From your background, I understand how you want someone to tell you the secret formula to saving your M and how to be a good H. No one can do that. No one can teach you compassion or empathy. You have to learn it yourself.
Your C was trying to get you to figure out your own problems. When you do that, changes stick and are for life. If you just followed what your C told you, if they didn't work, you would have just blamed him. It comes down to personal responsibility.
As for your W, you think that being nice, complimenting, etc. is what you need to do. It just comes off as fake and unreal. Treat her the way she should have been treated. Do not go over the top.
You have different excuses. What you do with the time together is what matters not the length. Some have lived a lifetime in 15 minutes.
You say that you didn't "hear" your W's complaints. I'm sure she did but you filed it away in your mind as her "nagging" and blew it off. Go back and replay those little comments she would make about your bad habits. See it from her point of view. If you can honestly see that, then you might be able to save your family.

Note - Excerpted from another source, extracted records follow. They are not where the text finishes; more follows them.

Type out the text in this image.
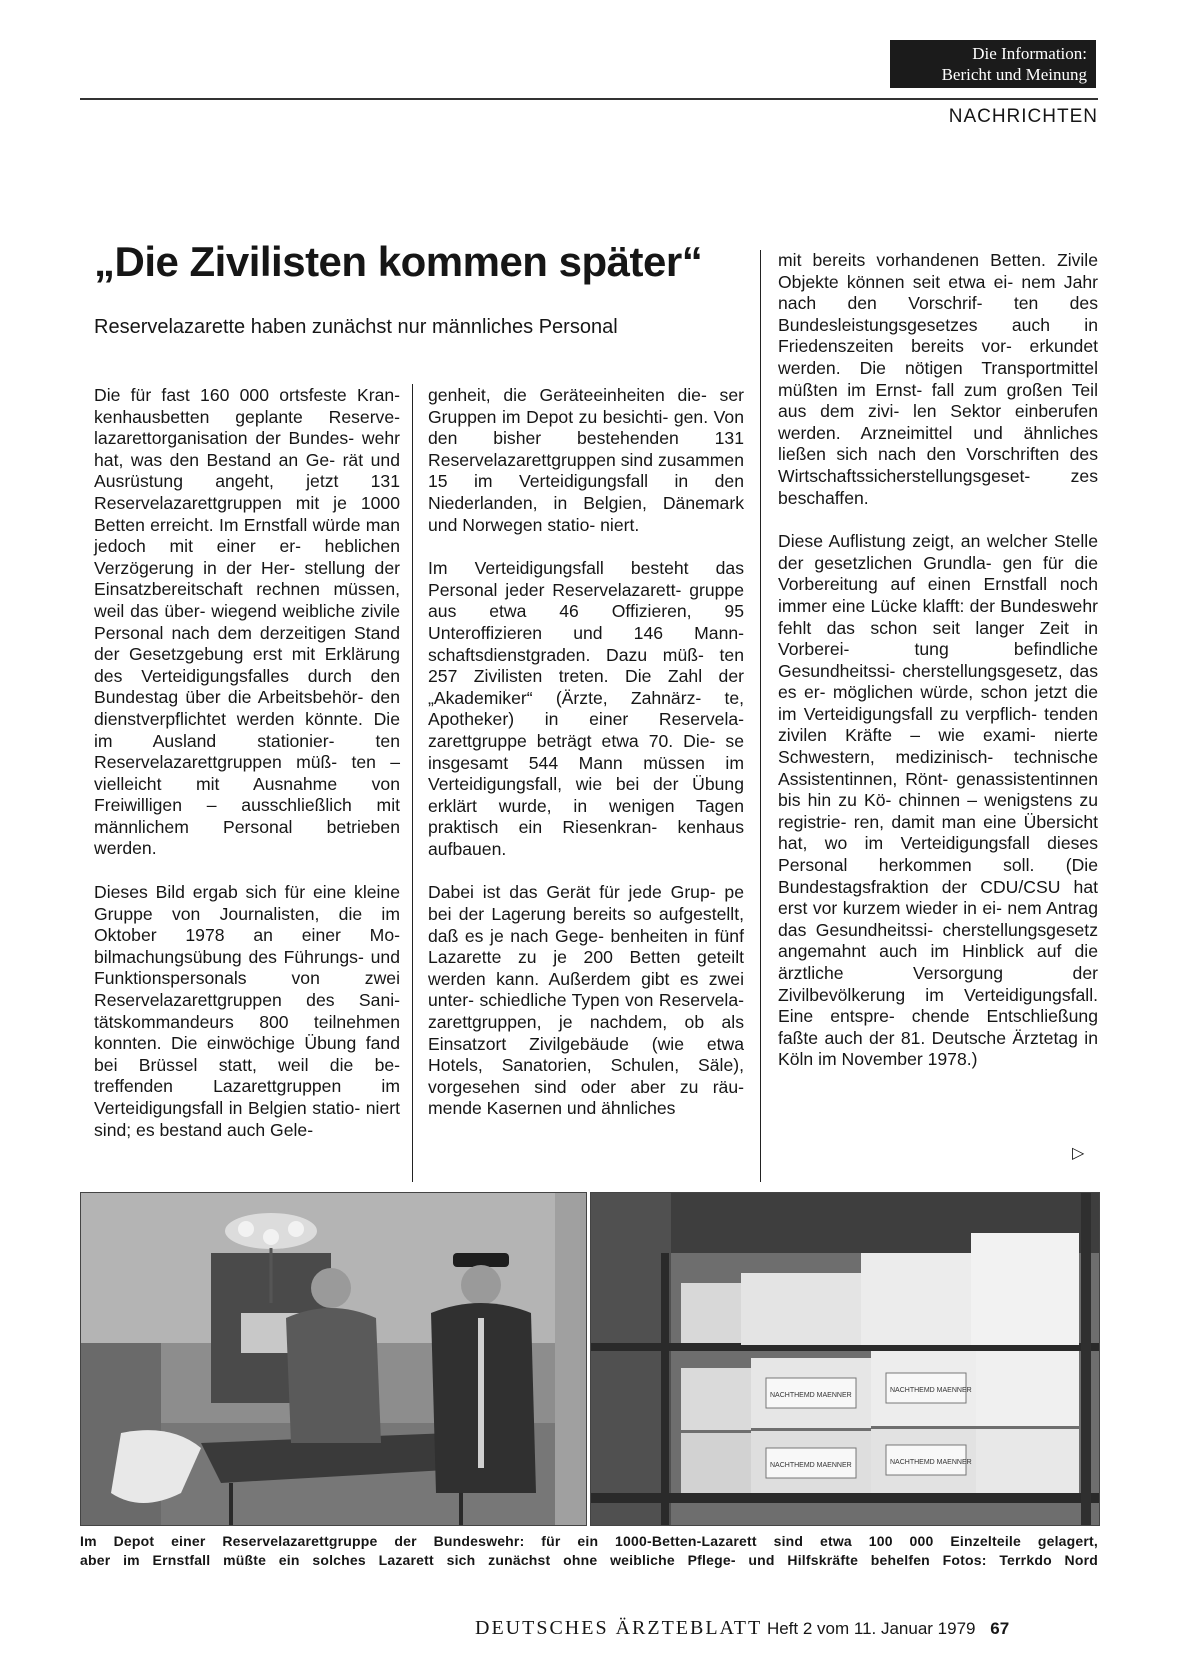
Die Information:
Bericht und Meinung
NACHRICHTEN
„Die Zivilisten kommen später“
Reservelazarette haben zunächst nur männliches Personal

Die für fast 160 000 ortsfeste Kran- kenhausbetten geplante Reserve- lazarettorganisation der Bundes- wehr hat, was den Bestand an Ge- rät und Ausrüstung angeht, jetzt 131 Reservelazarettgruppen mit je 1000 Betten erreicht. Im Ernstfall würde man jedoch mit einer er- heblichen Verzögerung in der Her- stellung der Einsatzbereitschaft rechnen müssen, weil das über- wiegend weibliche zivile Personal nach dem derzeitigen Stand der Gesetzgebung erst mit Erklärung des Verteidigungsfalles durch den Bundestag über die Arbeitsbehör- den dienstverpflichtet werden könnte. Die im Ausland stationier- ten Reservelazarettgruppen müß- ten – vielleicht mit Ausnahme von Freiwilligen – ausschließlich mit männlichem Personal betrieben werden.

Dieses Bild ergab sich für eine kleine Gruppe von Journalisten, die im Oktober 1978 an einer Mo- bilmachungsübung des Führungs- und Funktionspersonals von zwei Reservelazarettgruppen des Sani- tätskommandeurs 800 teilnehmen konnten. Die einwöchige Übung fand bei Brüssel statt, weil die be- treffenden Lazarettgruppen im Verteidigungsfall in Belgien statio- niert sind; es bestand auch Gele-

genheit, die Geräteeinheiten die- ser Gruppen im Depot zu besichti- gen. Von den bisher bestehenden 131 Reservelazarettgruppen sind zusammen 15 im Verteidigungsfall in den Niederlanden, in Belgien, Dänemark und Norwegen statio- niert.

Im Verteidigungsfall besteht das Personal jeder Reservelazarett- gruppe aus etwa 46 Offizieren, 95 Unteroffizieren und 146 Mann- schaftsdienstgraden. Dazu müß- ten 257 Zivilisten treten. Die Zahl der „Akademiker“ (Ärzte, Zahnärz- te, Apotheker) in einer Reservela- zarettgruppe beträgt etwa 70. Die- se insgesamt 544 Mann müssen im Verteidigungsfall, wie bei der Übung erklärt wurde, in wenigen Tagen praktisch ein Riesenkran- kenhaus aufbauen.

Dabei ist das Gerät für jede Grup- pe bei der Lagerung bereits so aufgestellt, daß es je nach Gege- benheiten in fünf Lazarette zu je 200 Betten geteilt werden kann. Außerdem gibt es zwei unter- schiedliche Typen von Reservela- zarettgruppen, je nachdem, ob als Einsatzort Zivilgebäude (wie etwa Hotels, Sanatorien, Schulen, Säle), vorgesehen sind oder aber zu räu- mende Kasernen und ähnliches

mit bereits vorhandenen Betten. Zivile Objekte können seit etwa ei- nem Jahr nach den Vorschrif- ten des Bundesleistungsgesetzes auch in Friedenszeiten bereits vor- erkundet werden. Die nötigen Transportmittel müßten im Ernst- fall zum großen Teil aus dem zivi- len Sektor einberufen werden. Arzneimittel und ähnliches ließen sich nach den Vorschriften des Wirtschaftssicherstellungsgeset- zes beschaffen.

Diese Auflistung zeigt, an welcher Stelle der gesetzlichen Grundla- gen für die Vorbereitung auf einen Ernstfall noch immer eine Lücke klafft: der Bundeswehr fehlt das schon seit langer Zeit in Vorberei- tung befindliche Gesundheitssi- cherstellungsgesetz, das es er- möglichen würde, schon jetzt die im Verteidigungsfall zu verpflich- tenden zivilen Kräfte – wie exami- nierte Schwestern, medizinisch- technische Assistentinnen, Rönt- genassistentinnen bis hin zu Kö- chinnen – wenigstens zu registrie- ren, damit man eine Übersicht hat, wo im Verteidigungsfall dieses Personal herkommen soll. (Die Bundestagsfraktion der CDU/CSU hat erst vor kurzem wieder in ei- nem Antrag das Gesundheitssi- cherstellungsgesetz angemahnt auch im Hinblick auf die ärztliche Versorgung der Zivilbevölkerung im Verteidigungsfall. Eine entspre- chende Entschließung faßte auch der 81. Deutsche Ärztetag in Köln im November 1978.)

▷
NACHTHEMD MAENNER
NACHTHEMD MAENNER
NACHTHEMD MAENNER
NACHTHEMD MAENNER
Im Depot einer Reservelazarettgruppe der Bundeswehr: für ein 1000-Betten-Lazarett sind etwa 100 000 Einzelteile gelagert,
aber im Ernstfall müßte ein solches Lazarett sich zunächst ohne weibliche Pflege- und Hilfskräfte behelfen Fotos: Terrkdo Nord
DEUTSCHES ÄRZTEBLATT Heft 2 vom 11. Januar 1979 67
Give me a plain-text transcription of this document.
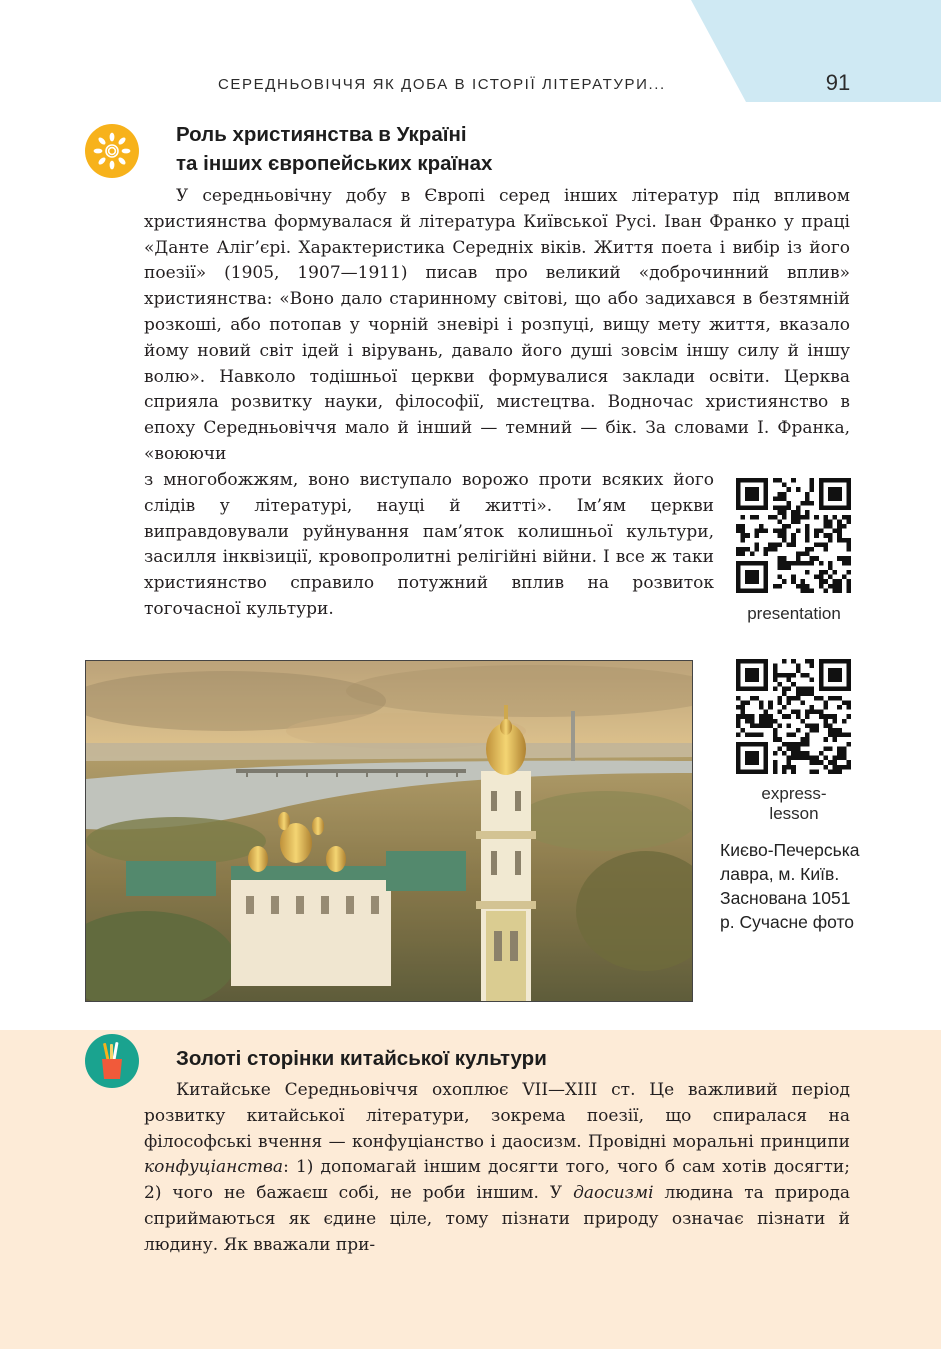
СЕРЕДНЬОВІЧЧЯ ЯК ДОБА В ІСТОРІЇ ЛІТЕРАТУРИ...	91
Роль християнства в Україні
та інших європейських країнах

У середньовічну добу в Європі серед інших літератур під впливом християнства формувалася й література Київської Русі. Іван Франко у праці «Данте Аліг’єрі. Характеристика Середніх віків. Життя поета і вибір із його поезії» (1905, 1907—1911) писав про великий «доброчинний вплив» християнства: «Воно дало старинному світові, що або задихався в безтямній розкоші, або потопав у чорній зневірі і розпуці, вищу мету життя, вказало йому новий світ ідей і вірувань, давало його душі зовсім іншу силу й іншу волю». Навколо тодішньої церкви формувалися заклади освіти. Церква сприяла розвитку науки, філософії, мистецтва. Водночас християнство в епоху Середньовіччя мало й інший — темний — бік. За словами І. Франка, «воюючи

з многобожжям, воно виступало ворожо проти всяких його слідів у літературі, науці й житті». Ім’ям церкви виправдовували руйнування пам’яток колишньої культури, засилля інквізиції, кровопролитні релігійні війни. І все ж таки християнство справило потужний вплив на розвиток тогочасної культури.	presentation
express-lesson
Києво-Печерська лавра, м. Київ. Заснована 1051 р. Сучасне фото
Золоті сторінки китайської культури

Китайське Середньовіччя охоплює VII—XIII ст. Це важливий період розвитку китайської літератури, зокрема поезії, що спиралася на філософські вчення — конфуціанство і даосизм. Провідні моральні принципи конфуціанства: 1) допомагай іншим досягти того, чого б сам хотів досягти; 2) чого не бажаєш собі, не роби іншим. У даосизмі людина та природа сприймаються як єдине ціле, тому пізнати природу означає пізнати й людину. Як вважали при-
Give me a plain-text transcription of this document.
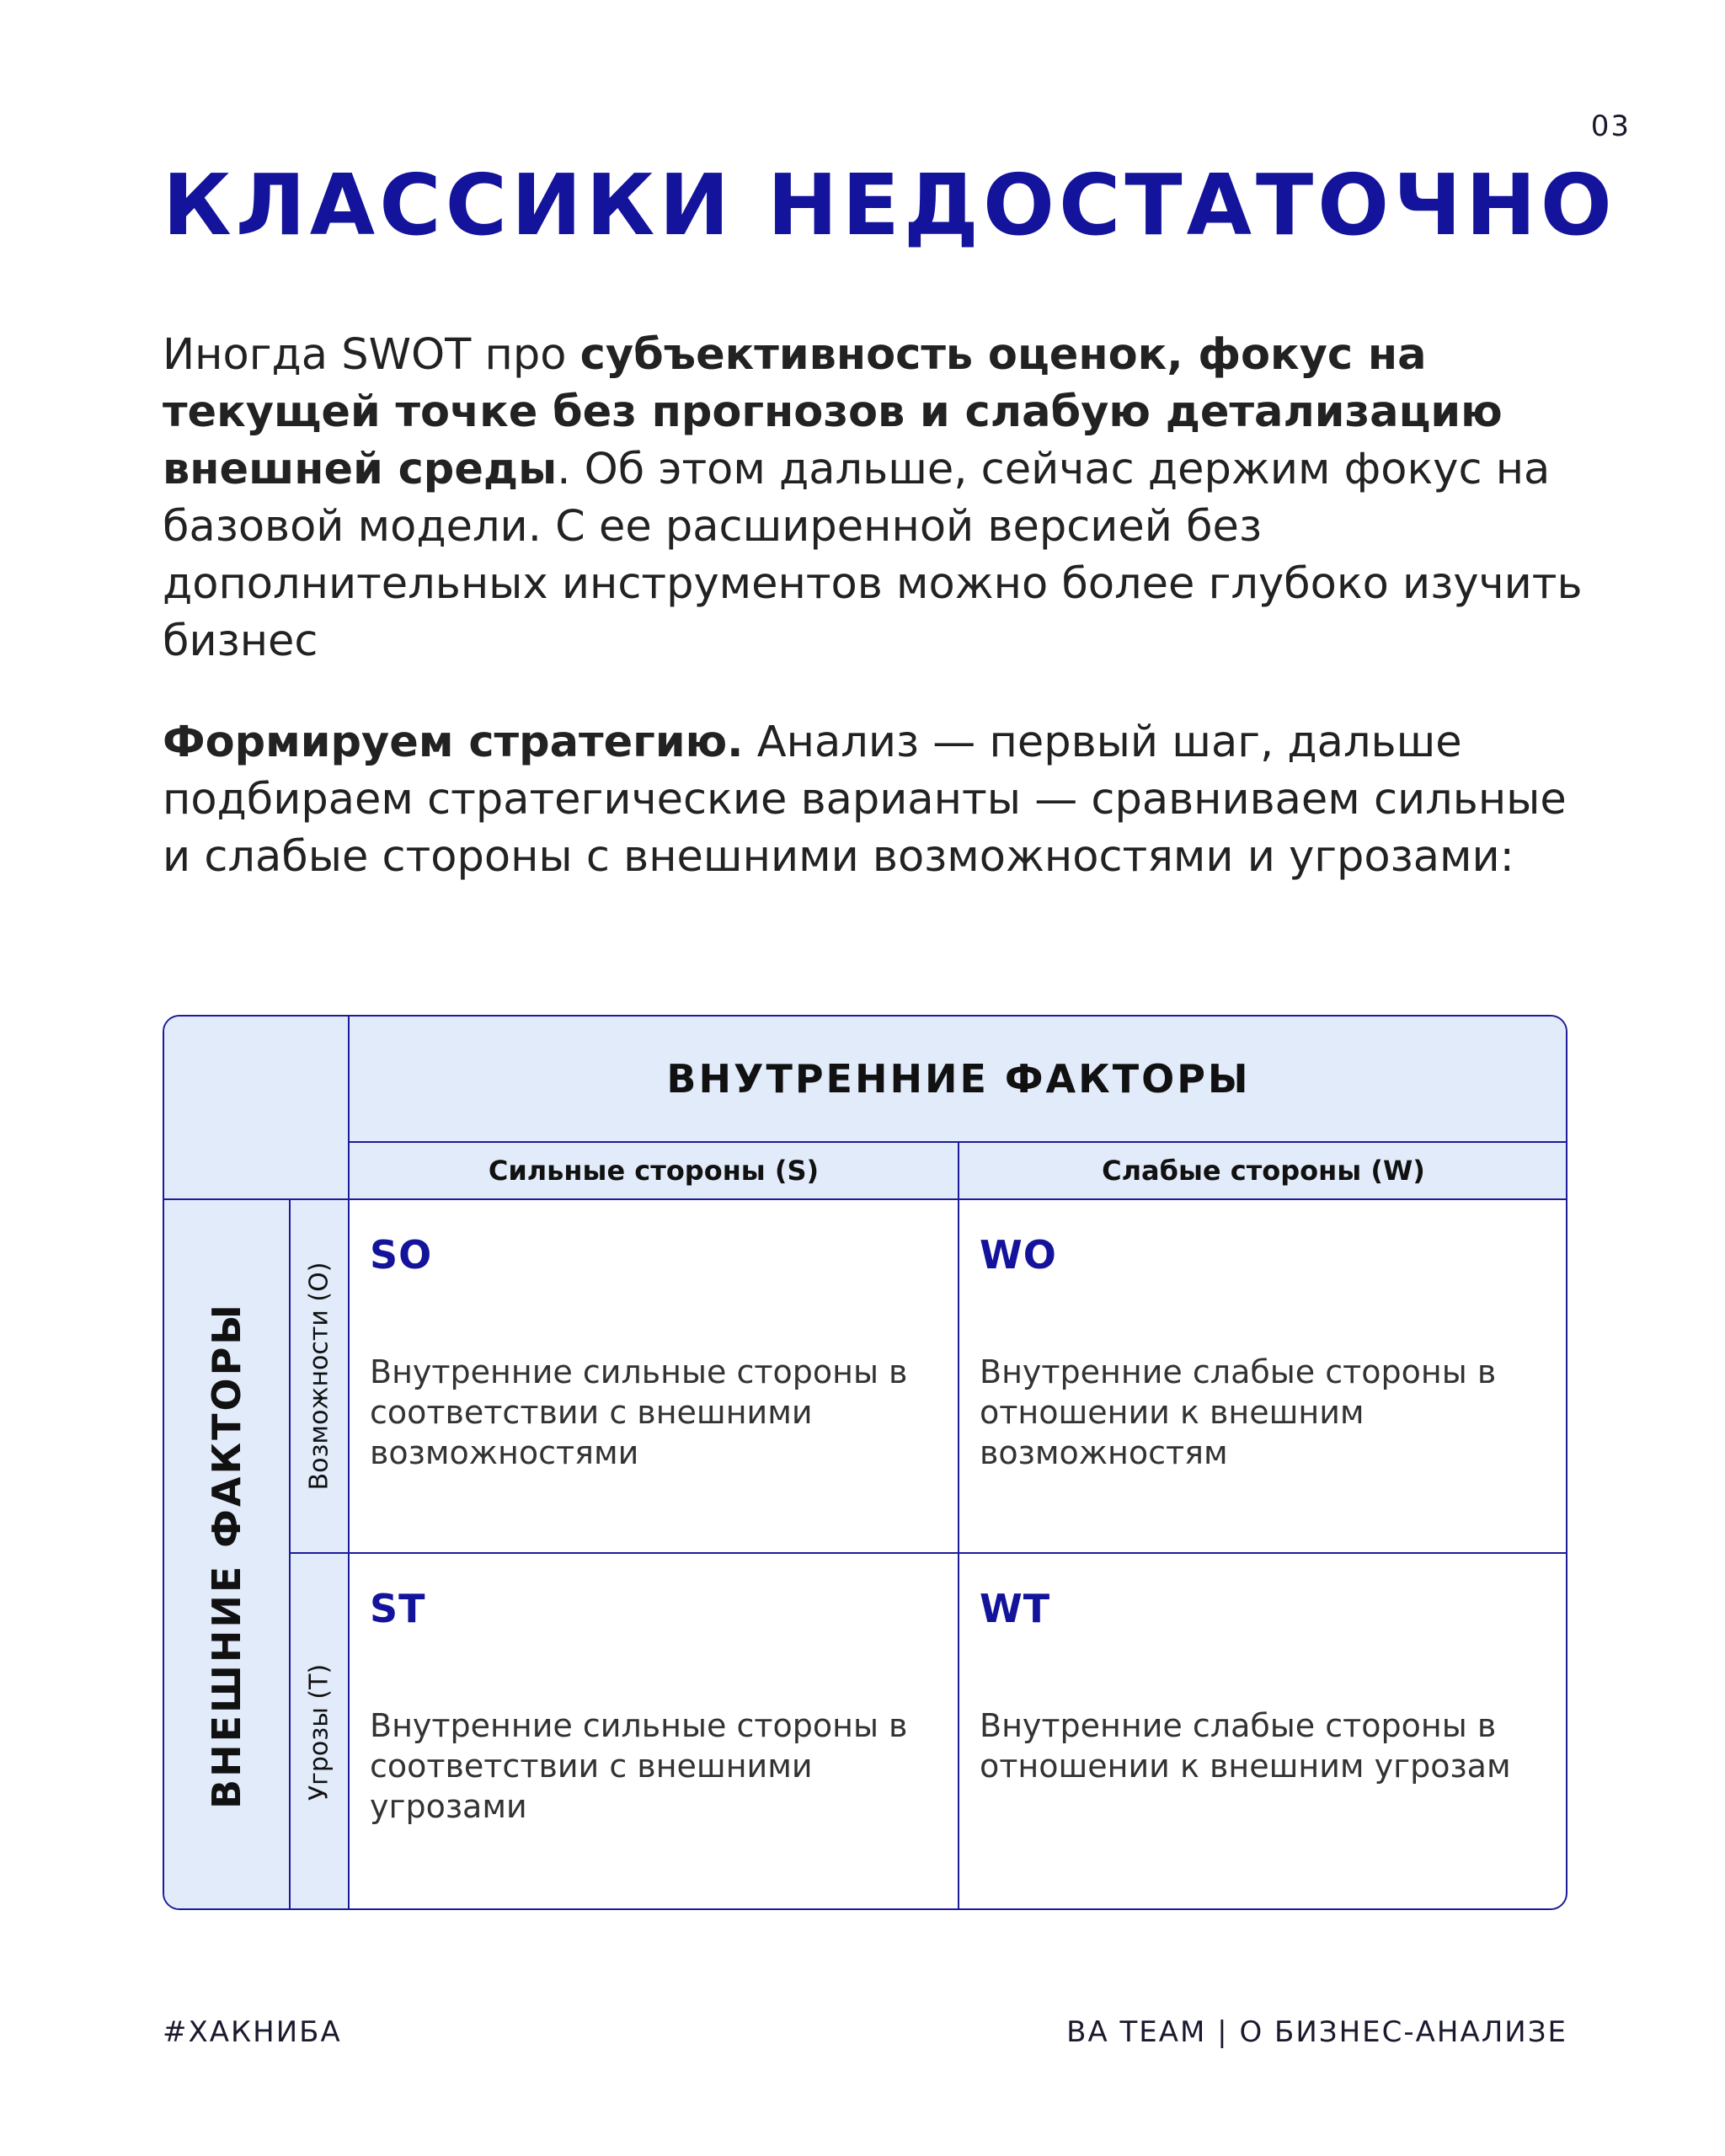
03
КЛАССИКИ НЕДОСТАТОЧНО

Иногда SWOT про субъективность оценок, фокус на текущей точке без прогнозов и слабую детализацию внешней среды. Об этом дальше, сейчас держим фокус на базовой модели. С ее расширенной версией без дополнительных инструментов можно более глубоко изучить бизнес

Формируем стратегию. Анализ — первый шаг, дальше подбираем стратегические варианты — сравниваем сильные и слабые стороны с внешними возможностями и угрозами:

ВНУТРЕННИЕ ФАКТОРЫ
Сильные стороны (S)	Слабые стороны (W)
ВНЕШНИЕ ФАКТОРЫ Возможности (O)
Угрозы (T)
SO
Внутренние сильные стороны в соответствии с внешними возможностями
WO
Внутренние слабые стороны в отношении к внешним возможностям
ST
Внутренние сильные стороны в соответствии с внешними угрозами
WT
Внутренние слабые стороны в отношении к внешним угрозам
#ХАКНИБА	BA TEAM | О БИЗНЕС-АНАЛИЗЕ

"In normal circumstances, I would have let her know how cold and boring this place is and how we were going to get the f out of here."
And she would have left you sooner because it reeks of arrogance. If you don't like where you're living, then leave and go back home. But if you want to raise your son and put someone else's needs above your own, then you adapt. There are many things to like wherever you are. You just need to adjust your perspective.
M-43 W-40 2D - 9 and 5
Emotion, yet peace. Ignorance, yet knowledge. Passion, yet serenity. Chaos, yet harmony. Death, yet a new life.